Definindo o indefinivél



Eu mudo de idéia a cada minuto e sou uma pessoa diferente a cada segundo.
Eu ignoro minha infelicidade para alegrar os outros, mas também fico estranha só para chamar atenção.
Eu sou vaidosa, não sou obsessiva, sei o que é importante. Sou medrosa e odeio ouvir não, mas às vezes tomo coragem e engulo sem reclamação.
Eu sou infantil, risonha, mas sei brigar, ainda mais pelos outros, e sempre defendo o que acredito. Gosto de ter muitos amigos e tenho medo de perder o mais distante que seja, por isso às vezes sou obsessiva, mas acho que hoje em dia controlo melhor.
Eu adoro me apaixonar, mas agora meu coração esta branco, aprendeu a direcionar minha imaginação cheia de amores platônicos para meus contos lotados de romance e drama. A leitura anda atrasada e este ano só livro de vestibular e grandes nomes, claro quando não estiver estudando.
Eu adoro liberdade e independência, vejo com sofrimento e alegria este ultimo ano do colégio, vou crescer e deixar de ser a garota que brincava de barbie e lia Harry Potter para me tornar a moça que usa maquiagem e salto alto.

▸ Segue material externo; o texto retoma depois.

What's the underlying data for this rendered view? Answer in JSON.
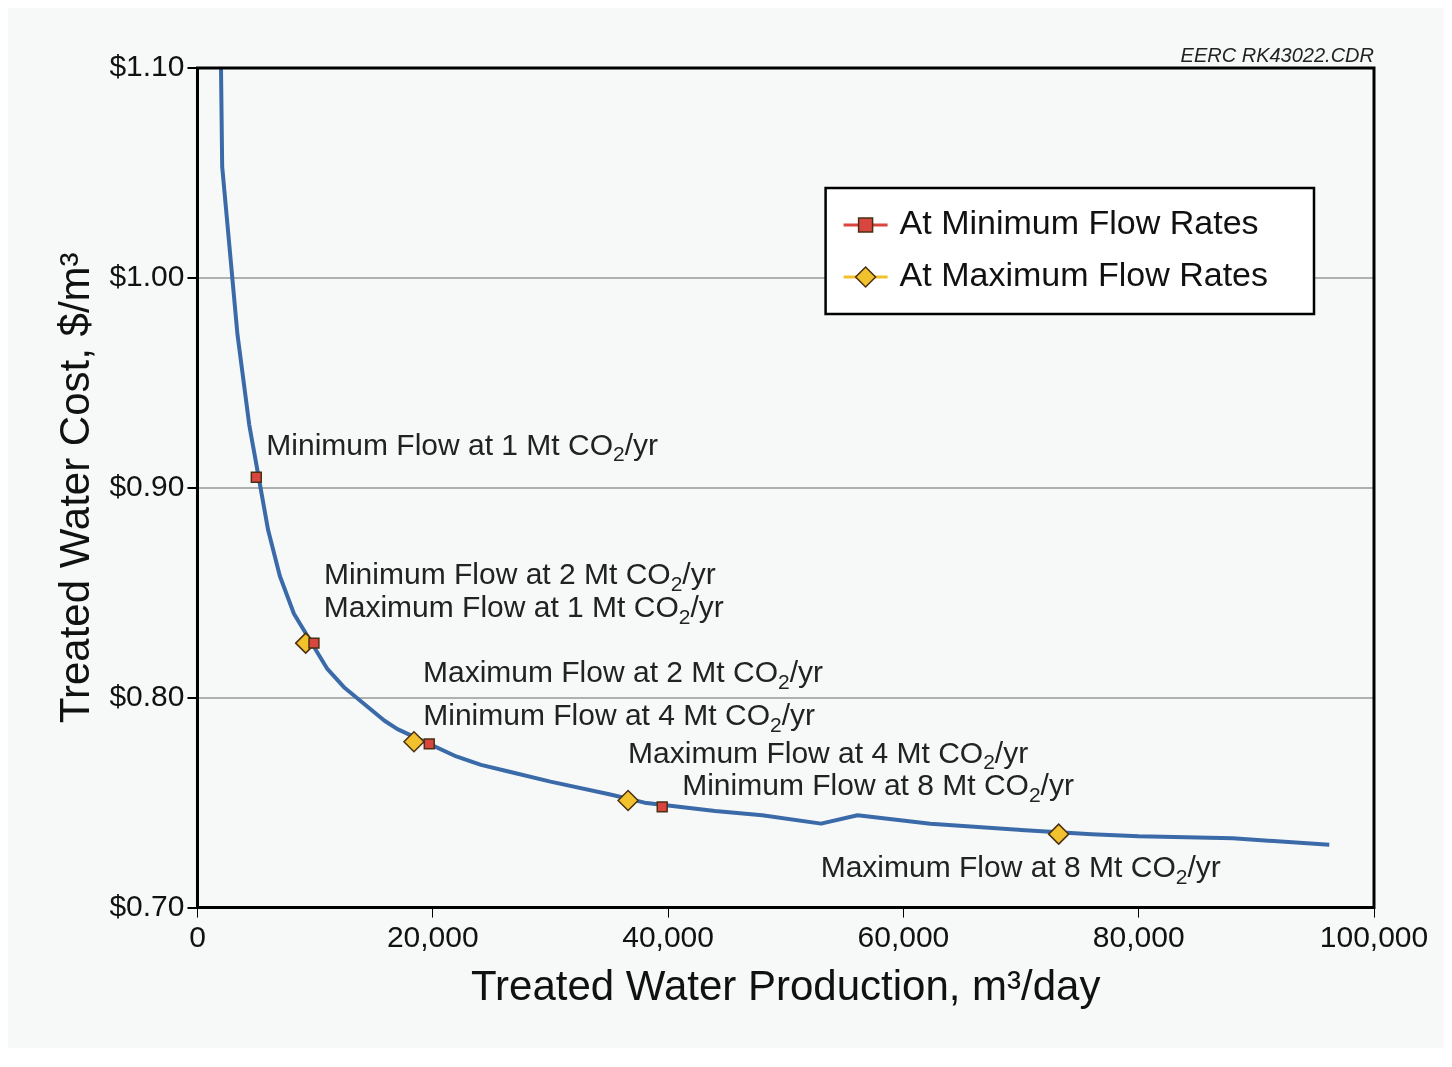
{
  "chart_data": {
    "type": "line",
    "xlabel": "Treated Water Production, m³/day",
    "ylabel": "Treated Water Cost, $/m³",
    "xlim": [
      0,
      100000
    ],
    "ylim": [
      0.7,
      1.1
    ],
    "xticks": [
      0,
      {
        "value": 20000,
        "label": "20,000"
      },
      {
        "value": 40000,
        "label": "40,000"
      },
      {
        "value": 60000,
        "label": "60,000"
      },
      {
        "value": 80000,
        "label": "80,000"
      },
      {
        "value": 100000,
        "label": "100,000"
      }
    ],
    "yticks": [
      {
        "value": 0.7,
        "label": "$0.70"
      },
      {
        "value": 0.8,
        "label": "$0.80"
      },
      {
        "value": 0.9,
        "label": "$0.90"
      },
      {
        "value": 1.0,
        "label": "$1.00"
      },
      {
        "value": 1.1,
        "label": "$1.10"
      }
    ],
    "grid": "y",
    "legend": "top right",
    "series": [
      {
        "type": "line",
        "color": "#3b6aa9",
        "marker": "none",
        "x": [
          2000,
          2100,
          3400,
          4400,
          6000,
          7000,
          8200,
          11000,
          12450,
          15900,
          17000,
          22000,
          24100,
          30000,
          35000,
          38000,
          44000,
          48000,
          53000,
          56100,
          62300,
          70000,
          76000,
          80000,
          88000,
          96200
        ],
        "values": [
          1.1,
          1.053,
          0.973,
          0.93,
          0.88,
          0.858,
          0.84,
          0.814,
          0.805,
          0.789,
          0.785,
          0.772,
          0.768,
          0.76,
          0.754,
          0.75,
          0.746,
          0.744,
          0.74,
          0.744,
          0.74,
          0.737,
          0.735,
          0.734,
          0.733,
          0.73
        ]
      },
      {
        "type": "scatter",
        "name": "At Minimum Flow Rates",
        "color": "#d9453f",
        "marker": "square",
        "x": [
          5000,
          9900,
          19700,
          39500
        ],
        "values": [
          0.905,
          0.826,
          0.778,
          0.748
        ]
      },
      {
        "type": "scatter",
        "name": "At Maximum Flow Rates",
        "color": "#f2c12e",
        "marker": "diamond",
        "x": [
          9200,
          18400,
          36600,
          73200
        ],
        "values": [
          0.826,
          0.779,
          0.751,
          0.735
        ]
      }
    ],
    "annotations": [
      "EERC RK43022.CDR",
      {
        "text": "Minimum Flow at 1 Mt CO$_{2}$/yr",
        "x": 5000,
        "y": 0.905
      },
      {
        "text": "Minimum Flow at 2 Mt CO$_{2}$/yr",
        "x": 9900,
        "y": 0.826
      },
      {
        "text": "Maximum Flow at 1 Mt CO$_{2}$/yr",
        "x": 9200,
        "y": 0.826
      },
      {
        "text": "Maximum Flow at 2 Mt CO$_{2}$/yr",
        "x": 18400,
        "y": 0.779
      },
      {
        "text": "Minimum Flow at 4 Mt CO$_{2}$/yr",
        "x": 19700,
        "y": 0.778
      },
      {
        "text": "Maximum Flow at 4 Mt CO$_{2}$/yr",
        "x": 36600,
        "y": 0.751
      },
      {
        "text": "Minimum Flow at 8 Mt CO$_{2}$/yr",
        "x": 39500,
        "y": 0.748
      },
      {
        "text": "Maximum Flow at 8 Mt CO$_{2}$/yr",
        "x": 73200,
        "y": 0.735
      }
    ]
  }
}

Eu vou estudar para fazer algo que quero, não que preciso, vou me tornar adulta!
Eu amo a sensação de ter isto chegando, mas sinto um aperto no coração de medo do futuro que se estende na minha frente.
Tão perto, tão longe.
Tão certo, tão nebuloso.
Eu sei que este ano é o fim.
Eu preciso que acabe.
Eu prefiro que continue.
Eu quero tudo, mas ainda não sei o que terei.